Kāmi mixing beauty and usefulness
Practitioners of Okinawa karate use various daily utensils in their training regimen to condition their body. Among them are what is called Nigiri-gāmi or Sanchin-gāmi. These jug of various shapes and weight are found in many Okinawa karate dōjō, particularly in Gōjū-ryū and Uechi-ryū. Traditionally, practitioners add a little more water or sand every day to weigh down the jugs, thus developing gripping power, among other skills.
Ideally, the mouth of the jugs would be mold to fit the hands of the person to use it. While this tradition tends to disappear, the outside design of the jug is something people care for, as the jugs are part of a dōjō, serving both a practical and an esthetic purposes.

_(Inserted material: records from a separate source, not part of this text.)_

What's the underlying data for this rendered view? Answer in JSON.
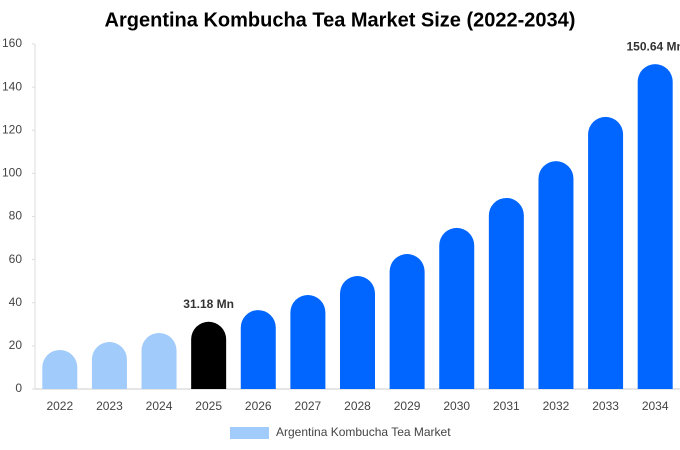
{
  "chart_data": {
    "type": "bar",
    "title": "Argentina Kombucha Tea Market Size (2022-2034)",
    "categories": [
      "2022",
      "2023",
      "2024",
      "2025",
      "2026",
      "2027",
      "2028",
      "2029",
      "2030",
      "2031",
      "2032",
      "2033",
      "2034"
    ],
    "series": [
      {
        "name": "Argentina Kombucha Tea Market",
        "color": "#a0cbfb",
        "values": [
          18.1,
          21.8,
          26,
          31.18,
          36.6,
          43.6,
          52.4,
          62.6,
          74.7,
          88.6,
          105.7,
          126.2,
          150.64
        ],
        "value_labels": [
          null,
          null,
          null,
          "31.18 Mn",
          null,
          null,
          null,
          null,
          null,
          null,
          null,
          null,
          "150.64 Mn"
        ],
        "bar_colors": [
          "#a0cbfb",
          "#a0cbfb",
          "#a0cbfb",
          "#000000",
          "#0066ff",
          "#0066ff",
          "#0066ff",
          "#0066ff",
          "#0066ff",
          "#0066ff",
          "#0066ff",
          "#0066ff",
          "#0066ff"
        ]
      }
    ],
    "ylim": [
      0,
      160
    ],
    "yticks": [
      0,
      20,
      40,
      60,
      80,
      100,
      120,
      140,
      160
    ],
    "grid": false
  }
}
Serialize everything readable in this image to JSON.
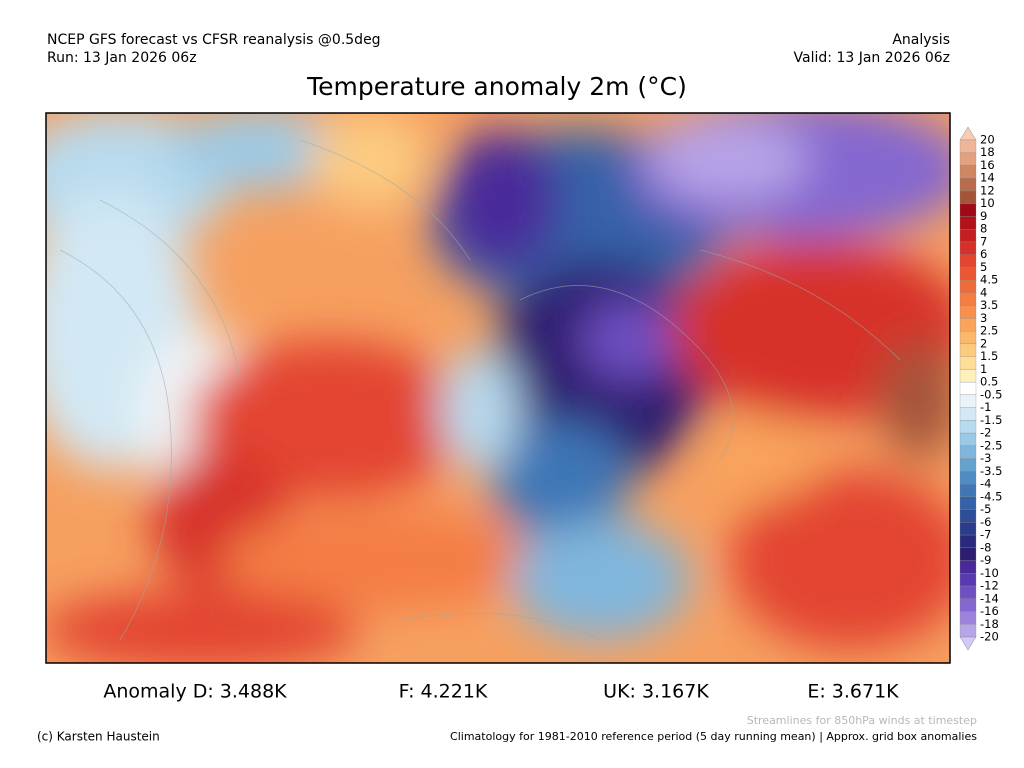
{
  "header": {
    "left": [
      "NCEP GFS forecast vs CFSR reanalysis @0.5deg",
      "Run: 13 Jan 2026 06z"
    ],
    "right": [
      "Analysis",
      "Valid: 13 Jan 2026 06z"
    ]
  },
  "title": "Temperature anomaly 2m (°C)",
  "colorbar": {
    "labels": [
      "20",
      "18",
      "16",
      "14",
      "12",
      "10",
      "9",
      "8",
      "7",
      "6",
      "5",
      "4.5",
      "4",
      "3.5",
      "3",
      "2.5",
      "2",
      "1.5",
      "1",
      "0.5",
      "-0.5",
      "-1",
      "-1.5",
      "-2",
      "-2.5",
      "-3",
      "-3.5",
      "-4",
      "-4.5",
      "-5",
      "-6",
      "-7",
      "-8",
      "-9",
      "-10",
      "-12",
      "-14",
      "-16",
      "-18",
      "-20"
    ],
    "colors": [
      "#f7cdb4",
      "#efb597",
      "#e3a07f",
      "#d08563",
      "#b96b4b",
      "#a3553a",
      "#9e0a16",
      "#b2121c",
      "#c61f22",
      "#d7302a",
      "#e34530",
      "#eb5733",
      "#f06a3a",
      "#f47d44",
      "#f7904f",
      "#f9a45c",
      "#fbb86c",
      "#fccb80",
      "#fddd98",
      "#fff0bb",
      "#ffffff",
      "#e8f3fa",
      "#d2e8f4",
      "#b8daee",
      "#9ccae6",
      "#80b6dc",
      "#66a2d0",
      "#4f8cc4",
      "#3e76b6",
      "#3462a8",
      "#2e4e9a",
      "#2b3c8c",
      "#2a2a7c",
      "#2e1e70",
      "#4a2a9a",
      "#5a3ab0",
      "#6e50c2",
      "#8468d0",
      "#9c84dc",
      "#b8a4e8",
      "#d4c8f4"
    ]
  },
  "anomalies": [
    "Anomaly D: 3.488K",
    "F: 4.221K",
    "UK: 3.167K",
    "E: 3.671K"
  ],
  "footer": {
    "credit": "(c) Karsten Haustein",
    "streamlines": "Streamlines for 850hPa winds at timestep",
    "climatology": "Climatology for 1981-2010 reference period (5 day running mean) | Approx. grid box anomalies"
  }
}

Gushiken Zenshin (photo below) is a ceramics master from Katsuren, Uruma City. In Okinawan language, Katsuren is said Kacchin, thus the name of his kiln Kacchin-gama or Katsuren Kiln. After making earthenware pots, jugs and other common pottery artifacts all his life, Mr. Gushiken had the brilliant idea to combine his skills with the needs of karate.
He designed and created gripping jars with various beautiful designs of Daruma – Bodhidharma, founder of China Zen sect and the Buddha who became bones and skin after severe yoga practice. As explains Gushiken Zenshin, “Both are symbols of fearless asceticism”.
Next to beauty, another characteristic makes his jars special: each of the jug is inserted with a rope to prevent the beautiful but delicate jug from falling when being gripped.
For the 5th time, Gushiken Zenshin will be exhibiting his artwork at the Seisa Gallery, 3-17-5 1F Kumoji, Naha City February 6th~18th.
Furthermore, the special feature of these karate jars having been registered, these corded grip jars should soon be available at the Okinawa Karate Kaikan’s shop.